ANA SAYFA      Kur’an      Hadis      Sözlük      Biyografi

 

Barış ve Barış Sonrası

 

12073. Abdullah b. Selam, halk Hz. Osman'ın hilafeti sırasında ayaklanınca şöyle hitap etti: "Ey insanlar! Bu ihtiyarı öldürmeyin, bilakis onun rızasını kazanmaya çalışın. Zira bir ümmet peygamberini öldürürse, onlardan yetmiş bin kişinin kanı dökülmedikçe bir daha işleri düzene girmez.
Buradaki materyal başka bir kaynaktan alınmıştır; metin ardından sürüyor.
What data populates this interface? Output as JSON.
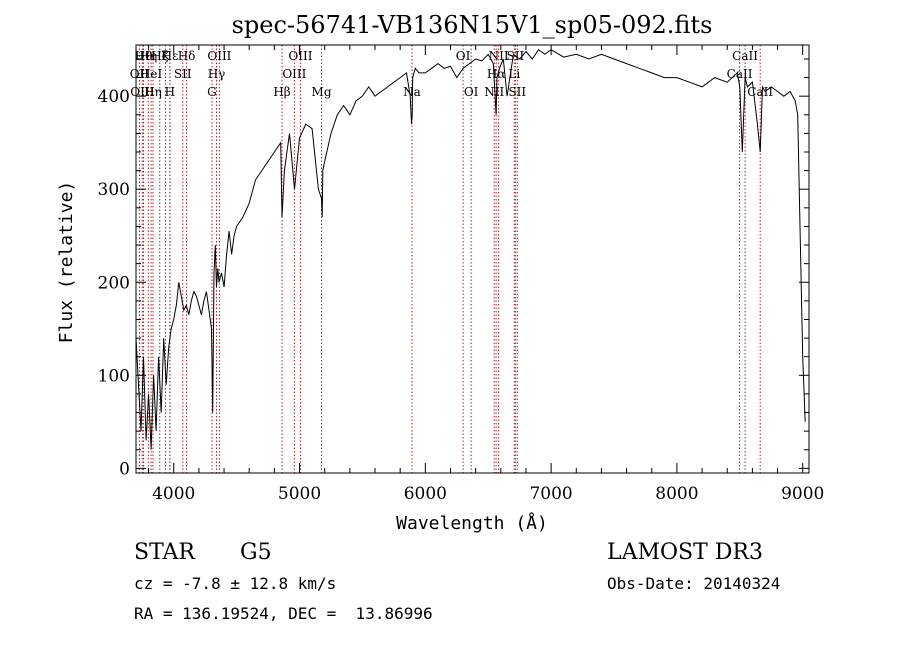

Yine bir millet kendi halifesini öldürürse, onlardan kırk bin kişinin kanı dökülmedikçe işleri yoluna girmez."

 

Fakat halk onun söylediklerini dinlemediler ve Osman'ı öldürdüler. Sonra Abdullah b. Selam, Hz. Ali'nin yoluna çıkarak ona: "Nereye gidiyorsun?" diye sordu. "Irak topraklarına gidiyorum" deyince, ona da: "Irak'a gitme! Allah'ın Resulü'nün (Sallallahu aleyhi ve Sellem) minberinden ayrılma" dedi. Ali'nin taraftarlarından bazıları üzerine atlayıp onu öldürmek istediler. Fakat Ali: "Bırakın onu! O bizden, Ehl-i beyt'tendir" dedi. Daha sonra Ali öldürüldüğünde Abdullah (b. Selam), İbn Ma'kıl'e şöyle söyledi: "Şu an kırkıncı senenin başıdır. Bu senenin başında barış gerçekleşecektir. Bir millet peygamberini öldürürse, ona karşılık onlardan yetmiş bin kişi öldürülür. Yine bir millet halifelerini öldürürse, ona karşılık kendilerinden kırk bin kişi öldürülür."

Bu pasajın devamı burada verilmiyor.